Married To The Sea is a comic created by Drew and Natalie Dee. Drew's other comic, which also updates daily at midnight, is Toothpaste For Dinner. Natalie's other comic is Natalie Dee. No historical accuracy is implied or intended in Married To The Sea comics.You may put one or more images from this site on your own website / livejournal page / myspace page / blog, as long as you also provide a link to this site, next to the comics. You may not use the images in advertisement(s) or content for your own projects.

Now, *that* is generous, no?

Not to be outdone, I have seen fit to use my influence -- as a Nobel Prize winner -- to encourage the various committees in Oslo to contract with MTTS in the creation of mugs, Tees, and refrigerator magnets bearing my funnified commemorative image.

All the hard work pays off

Hey! Guess what! I won the Nobel Prize!

I gotta give the guys in Stockholm a call back, though, because we were disconnected before I could hear the field for which they had chosen to honor me.

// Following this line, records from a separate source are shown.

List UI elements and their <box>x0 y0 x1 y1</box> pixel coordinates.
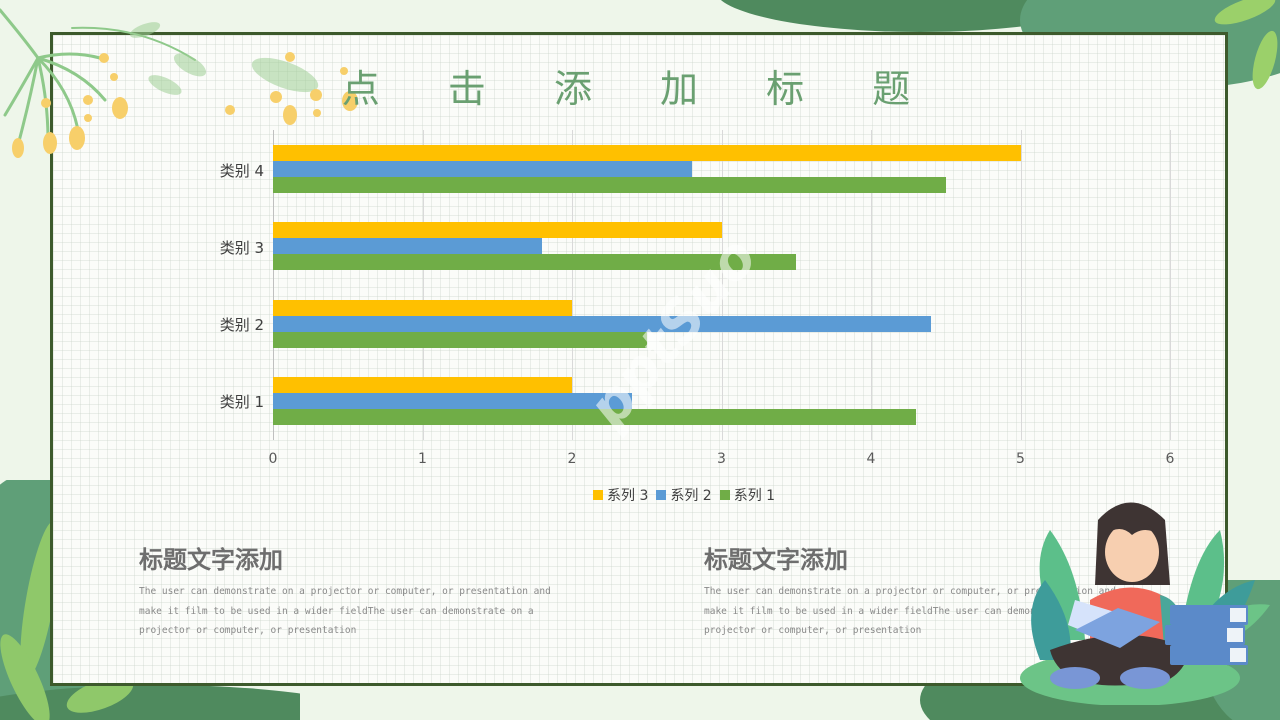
gridline <box>721 130 723 440</box>
legend-item-series-1: 系列 1 <box>719 485 776 505</box>
bar-1-category-1 <box>273 409 916 425</box>
bar-1-category-2 <box>273 332 647 348</box>
legend-swatch <box>593 490 603 500</box>
section-body-left[interactable]: The user can demonstrate on a projector … <box>139 586 551 636</box>
category-label: 类别 1 <box>219 393 264 411</box>
gridline <box>1170 130 1171 440</box>
bar-2-category-2 <box>273 316 931 332</box>
bar-2-category-4 <box>273 161 692 177</box>
bar-3-category-4 <box>273 145 1021 161</box>
section-title-right[interactable]: 标题文字添加 <box>704 546 848 574</box>
bar-1-category-3 <box>273 254 797 270</box>
legend-swatch <box>656 490 667 500</box>
category-label: 类别 2 <box>219 316 264 334</box>
legend-label: 系列 2 <box>670 488 712 504</box>
slide-title[interactable]: 点 击 添 加 标 题 <box>341 67 939 111</box>
x-tick-label: 1 <box>418 451 427 467</box>
legend-label: 系列 1 <box>733 488 776 504</box>
girl-reading-illustration <box>1020 502 1270 705</box>
legend-item-series-3: 系列 3 <box>593 485 648 505</box>
gridline <box>422 130 424 440</box>
x-tick-label: 0 <box>268 451 278 467</box>
gridline <box>1020 130 1022 440</box>
section-title-left[interactable]: 标题文字添加 <box>139 546 283 574</box>
bar-2-category-3 <box>273 238 543 254</box>
gridline <box>871 130 872 440</box>
x-tick-label: 3 <box>717 451 726 467</box>
x-tick-label: 6 <box>1165 451 1175 467</box>
category-label: 类别 3 <box>219 239 264 257</box>
x-tick-label: 5 <box>1016 451 1025 467</box>
category-label: 类别 4 <box>219 162 264 180</box>
flower-branch-decoration <box>0 8 358 158</box>
bar-3-category-2 <box>273 300 572 316</box>
legend-label: 系列 3 <box>607 488 649 504</box>
section-body-right[interactable]: The user can demonstrate on a projector … <box>704 586 1116 636</box>
bar-2-category-1 <box>273 393 632 409</box>
gridline <box>273 130 274 440</box>
x-tick-label: 4 <box>866 451 876 467</box>
slide-frame <box>50 32 1228 686</box>
plot-area <box>273 130 1171 440</box>
bar-1-category-4 <box>273 177 946 193</box>
chart-legend: 系列 3 系列 2 系列 1 <box>593 485 775 505</box>
bar-3-category-3 <box>273 222 722 238</box>
gridline <box>572 130 573 440</box>
legend-swatch <box>719 490 730 500</box>
x-tick-label: 2 <box>567 451 577 467</box>
bar-3-category-1 <box>273 377 572 393</box>
legend-item-series-2: 系列 2 <box>656 485 712 505</box>
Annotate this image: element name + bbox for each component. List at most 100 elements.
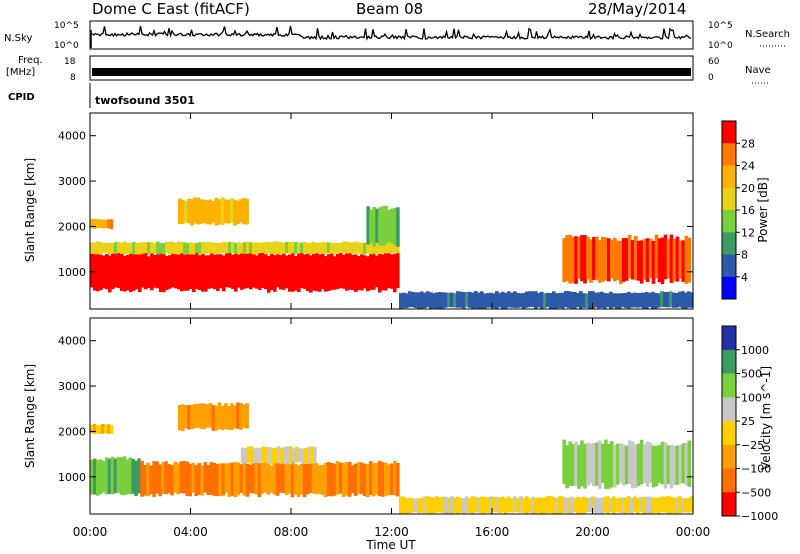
cell: [177, 254, 181, 290]
cell: [684, 442, 689, 486]
cell: [347, 462, 352, 497]
cell: [204, 242, 208, 254]
cell: [90, 242, 94, 254]
cell: [669, 444, 674, 489]
cell: [149, 465, 153, 495]
cell: [211, 405, 216, 431]
cell: [513, 496, 517, 513]
cell: [627, 496, 631, 513]
power-region-0: [90, 251, 400, 293]
cell: [648, 292, 652, 307]
x-tick-label: 00:00: [676, 525, 711, 539]
cell: [156, 253, 160, 289]
cell: [155, 461, 159, 494]
cell: [468, 291, 472, 308]
cell: [314, 463, 319, 495]
nsearch-tick-top: 10^5: [708, 21, 733, 31]
cell: [381, 462, 385, 497]
cell: [582, 496, 586, 514]
cell: [261, 251, 265, 288]
cell: [654, 293, 658, 310]
cell: [603, 293, 607, 309]
cell: [104, 457, 109, 495]
cell: [603, 497, 607, 513]
colorbar-swatch: [722, 326, 736, 351]
cell: [561, 292, 565, 309]
cell: [339, 242, 343, 254]
cell: [648, 496, 652, 514]
y-tick-label: 3000: [58, 380, 86, 393]
cell: [313, 446, 317, 464]
cell: [239, 402, 243, 430]
cell: [144, 252, 148, 290]
cell: [132, 242, 136, 255]
cell: [288, 241, 292, 254]
colorbar-tick-label: −500: [741, 486, 771, 499]
cell: [684, 292, 688, 309]
cell: [600, 498, 604, 514]
cell: [243, 253, 247, 289]
cell: [375, 255, 379, 288]
cell: [222, 241, 226, 254]
cell: [186, 251, 190, 291]
cell: [516, 498, 520, 513]
cell: [190, 404, 194, 430]
cell: [543, 497, 547, 514]
cell: [417, 498, 421, 513]
cell: [633, 444, 638, 488]
power-colorbar: 28 24 20 16 12 8 4 Power [dB]: [721, 120, 770, 300]
cell: [565, 234, 569, 282]
cell: [405, 498, 409, 514]
freq-frame: [89, 55, 694, 81]
cell: [681, 498, 685, 513]
cell: [534, 291, 538, 309]
cell: [180, 251, 184, 292]
nave-label: Nave: [745, 65, 771, 76]
cell: [123, 255, 127, 292]
cell: [301, 448, 305, 464]
cell: [251, 463, 256, 494]
cell: [315, 252, 319, 292]
cell: [126, 255, 130, 291]
colorbar-swatch: [722, 349, 736, 374]
cell: [615, 498, 619, 512]
cell: [369, 209, 373, 243]
cell: [348, 253, 352, 290]
cell: [261, 242, 265, 253]
cell: [609, 291, 613, 309]
cell: [595, 236, 599, 280]
cell: [601, 443, 605, 483]
cell: [510, 498, 514, 513]
cell: [597, 292, 601, 309]
cell: [290, 462, 295, 498]
cell: [323, 463, 328, 498]
cell: [561, 496, 565, 513]
cell: [525, 291, 529, 308]
cell: [196, 403, 200, 428]
power-region-5: [399, 291, 694, 310]
cell: [423, 496, 427, 514]
colorbar-tick-label: 16: [741, 204, 755, 217]
cell: [531, 496, 535, 515]
cell: [558, 496, 562, 514]
cell: [189, 242, 193, 255]
cell: [583, 235, 587, 284]
cell: [618, 293, 622, 309]
cell: [675, 497, 679, 514]
cell: [393, 207, 397, 246]
cell: [205, 200, 210, 225]
cell: [552, 497, 556, 514]
x-tick-label: 12:00: [374, 525, 409, 539]
cell: [137, 458, 141, 494]
cell: [657, 445, 662, 483]
cell: [239, 464, 244, 493]
cell: [678, 240, 683, 279]
cell: [362, 463, 367, 496]
cell: [170, 465, 174, 496]
cell: [342, 254, 346, 289]
cell: [612, 496, 616, 514]
cell: [565, 445, 569, 489]
cell: [224, 463, 229, 493]
cell: [135, 254, 139, 290]
cell: [254, 461, 259, 495]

I mean, take your pick.

Among the diverse areas acknowledged last year?


Aviation: Patricia V. Agostino, Santiago A. Plano and Diego A. Golombek, for discovering that hamsters recover from jetlag more quickly when given Viagra.

Biology: Johanna E.M.H. van Bronswijk, for taking a census of all the mites and other life forms that live in people's beds.

Chemistry: Mayu Yamamoto for extracting vanilla flavour from cow dung.

Economics: Kuo Cheng Hsieh, for patenting a device to catch bank robbers by ensnaring them in a net.

Linguistics: Juan Manuel Toro, Josep B. Trobalon and Nuria Sebastian-Galles, for determining that rats sometimes can't distinguish between recordings of Japanese and Dutch played backward.

Literature: Glenda Browne, for her study into indexing words that start with the word "the".

Medicine: Dan Meyer and Brian Witcombe, for investigating the side-effects of swallowing swords.

Brian Wansink, for investigating people's appetite for mindless eating by secretly feeding them a self-refilling bowl of soup.

Peace: The Air Force Wright Laboratory in Dayton, Ohio, for suggesting the research and development of a "gay bomb," which would cause enemy troops to become sexually attracted to each other.

Physics: L. Mahadevan and Enrique Cerda Villablanca for their theoretical study of how sheets become wrinkled.